Une chronique de Yann, sur Aire(s) Libre(s)
« Il détestait perdre son temps à analyser le monde dans lequel il vivait. il avait décidé depuis longtemps que sa vie ne serait qu'un passage, de l'enfance à la vieillesse, son destin à lui, qu'il ne pouvait partager avec personne, que personne ne vivrait à sa place, pas mieux, pas pire qu'autre chose. Il n'en avait rien à branler, des autres. La seule émotion qu'il se permettait encore, c'était celle que lui procurait un paysage.
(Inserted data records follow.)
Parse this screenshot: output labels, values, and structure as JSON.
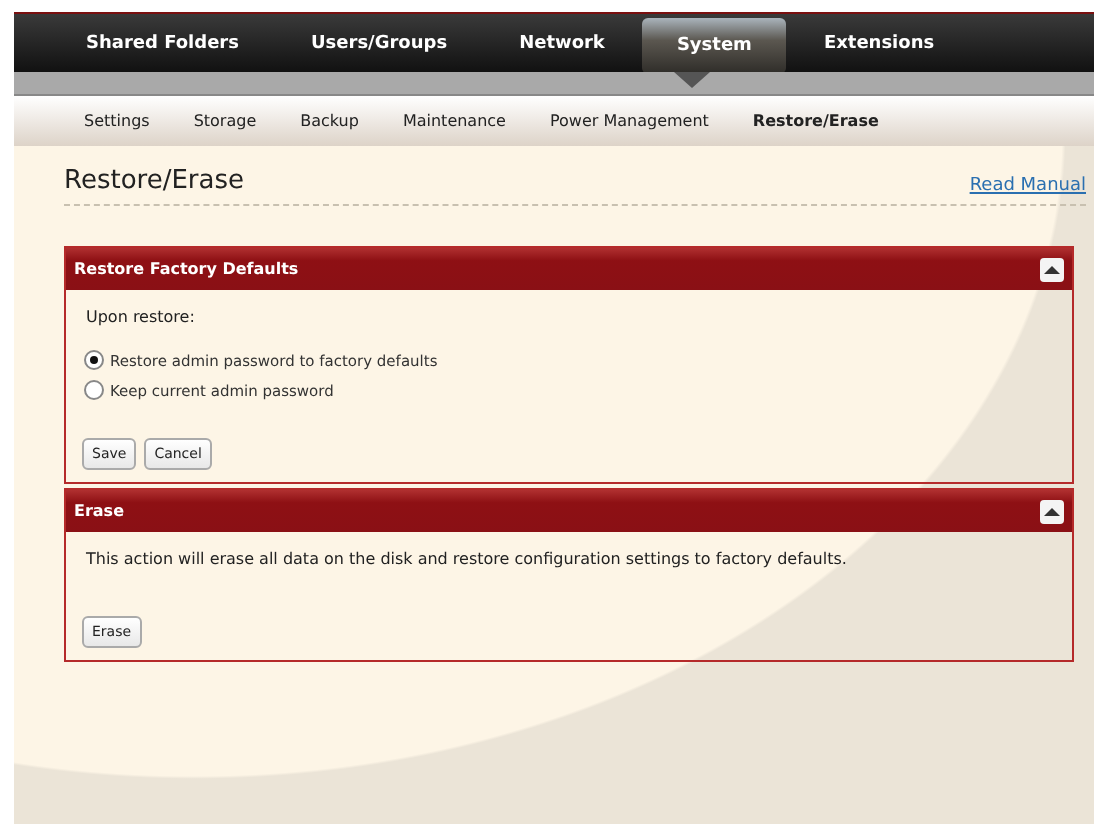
{
  "main_nav": [
    {
      "label": "Shared Folders",
      "selected": false
    },
    {
      "label": "Users/Groups",
      "selected": false
    },
    {
      "label": "Network",
      "selected": false
    },
    {
      "label": "System",
      "selected": true
    },
    {
      "label": "Extensions",
      "selected": false
    }
  ],
  "sub_nav": [
    {
      "label": "Settings",
      "selected": false
    },
    {
      "label": "Storage",
      "selected": false
    },
    {
      "label": "Backup",
      "selected": false
    },
    {
      "label": "Maintenance",
      "selected": false
    },
    {
      "label": "Power Management",
      "selected": false
    },
    {
      "label": "Restore/Erase",
      "selected": true
    }
  ],
  "page_title": "Restore/Erase",
  "read_manual": "Read Manual",
  "panels": [
    {
      "kind": "options",
      "title": "Restore Factory Defaults",
      "expanded": true,
      "prompt": "Upon restore:",
      "options": [
        {
          "label": "Restore admin password to factory defaults",
          "selected": true
        },
        {
          "label": "Keep current admin password",
          "selected": false
        }
      ],
      "buttons": [
        "Save",
        "Cancel"
      ]
    },
    {
      "kind": "message",
      "title": "Erase",
      "expanded": true,
      "message": "This action will erase all data on the disk and restore configuration settings to factory defaults.",
      "buttons": [
        "Erase"
      ]
    }
  ]
}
Quant au reste, c'était une question de pot. »
Si l'on en croit les mots de Patrick Raynal en quatrième de couverture, Tatouage est non seulement la première aventure de Pepe Carvalho mais, surtout, l'écriture de ce roman résulterait d'un pari qui métamorphosa Vazquez Montalbán de poète en auteur de romans noirs. Paru en 1976, ce brillant premier essai fut suivi jusqu'en 2003 (année de la disparition de son auteur) d'une quinzaine d'autres titres parmi lesquels La Solitude du manager ou Meurtre au Comité Central.
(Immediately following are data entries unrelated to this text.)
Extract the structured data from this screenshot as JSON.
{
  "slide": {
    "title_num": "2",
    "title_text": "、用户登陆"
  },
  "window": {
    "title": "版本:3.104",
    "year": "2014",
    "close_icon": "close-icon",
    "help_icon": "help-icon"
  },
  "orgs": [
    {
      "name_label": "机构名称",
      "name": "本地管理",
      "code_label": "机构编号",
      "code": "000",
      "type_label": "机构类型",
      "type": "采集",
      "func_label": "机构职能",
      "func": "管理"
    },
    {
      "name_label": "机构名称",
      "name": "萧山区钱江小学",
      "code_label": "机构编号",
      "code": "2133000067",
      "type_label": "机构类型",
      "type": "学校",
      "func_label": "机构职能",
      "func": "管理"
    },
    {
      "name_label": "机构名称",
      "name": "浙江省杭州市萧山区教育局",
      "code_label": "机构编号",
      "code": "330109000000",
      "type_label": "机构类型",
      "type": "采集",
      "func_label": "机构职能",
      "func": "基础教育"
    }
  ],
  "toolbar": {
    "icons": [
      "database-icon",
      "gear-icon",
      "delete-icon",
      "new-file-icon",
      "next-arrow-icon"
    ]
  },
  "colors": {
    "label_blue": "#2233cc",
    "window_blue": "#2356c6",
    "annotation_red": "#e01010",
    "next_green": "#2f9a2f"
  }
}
Tatouage démarre par la découverte d'un noyé sans visage sur une plage de Barcelone. Seul signe distinctif, le cadavre porte un tatouage dans le dos, « Né pour révolutionner l'Enfer ». Pepe Carvalho est embauché par le mari d'une coiffeuse de son quartier pour enquêter sur le défunt. Ses investigations le mèneront jusqu'au célèbre quartier rouge d'Amsterdam.
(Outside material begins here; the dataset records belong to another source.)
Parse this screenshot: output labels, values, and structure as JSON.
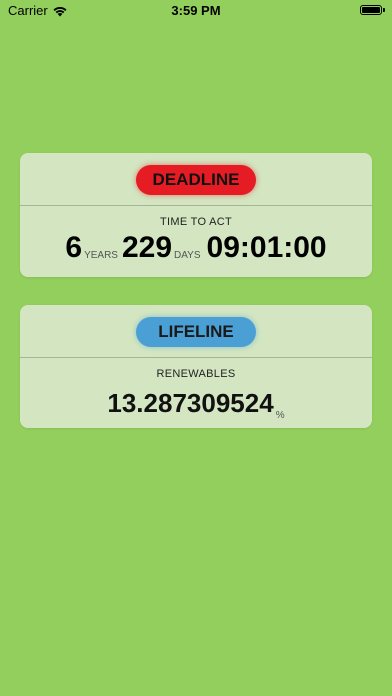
{
  "status_bar": {
    "carrier": "Carrier",
    "time": "3:59 PM",
    "wifi_icon": "wifi-icon",
    "battery_icon": "battery-icon"
  },
  "deadline": {
    "title": "DEADLINE",
    "subtitle": "TIME TO ACT",
    "years_value": "6",
    "years_label": "YEARS",
    "days_value": "229",
    "days_label": "DAYS",
    "clock": "09:01:00",
    "accent_color": "#e51c23"
  },
  "lifeline": {
    "title": "LIFELINE",
    "subtitle": "RENEWABLES",
    "value": "13.287309524",
    "unit": "%",
    "accent_color": "#4a9fd4"
  },
  "colors": {
    "background": "#92cf5c"
  }
}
En donnant vie à Pepe Carvalho (qui allait le suivre toute sa vie), Manuel Vázquez Montalbán n'imaginait sans doute pas à quel point son détective allait très vite rejoindre les plus grandes figures du roman policier. Profondément attachant malgré la distance qu'il essaie de maintenir entre lui et le monde, ainsi que le laissent entendre les quelques lignes citées en exergue de cette chronique, Carvalho séduit le lecteur avec autant de facilité que les femmes qui l'entourent. Derrière une apparente froideur, le détective peut subir de véritables coups de sang qui semblent le surprendre régulièrement lui-même. Amoureux des femmes (au premier rang desquelles Charo, sa compagne, prostituée indépendante), Carvalho est également un véritable gourmet. À ce titre, la lecture de ses enquêtes est susceptible de mettre régulièrement l'eau à la bouche des lecteurs attachés aux plaisirs de la bonne chère. Vazquez publia même en 1989 un recueil intitulé Les Recettes de Pepe Carvalho (1996 chez Christian Bourgois). Chacun des repas qu'il fait chez lui est accompagné d'une bonne flambée dans sa cheminée, même au plus fort de l'été, allumée en sacrifiant un livre pioché dans sa bibliothèque.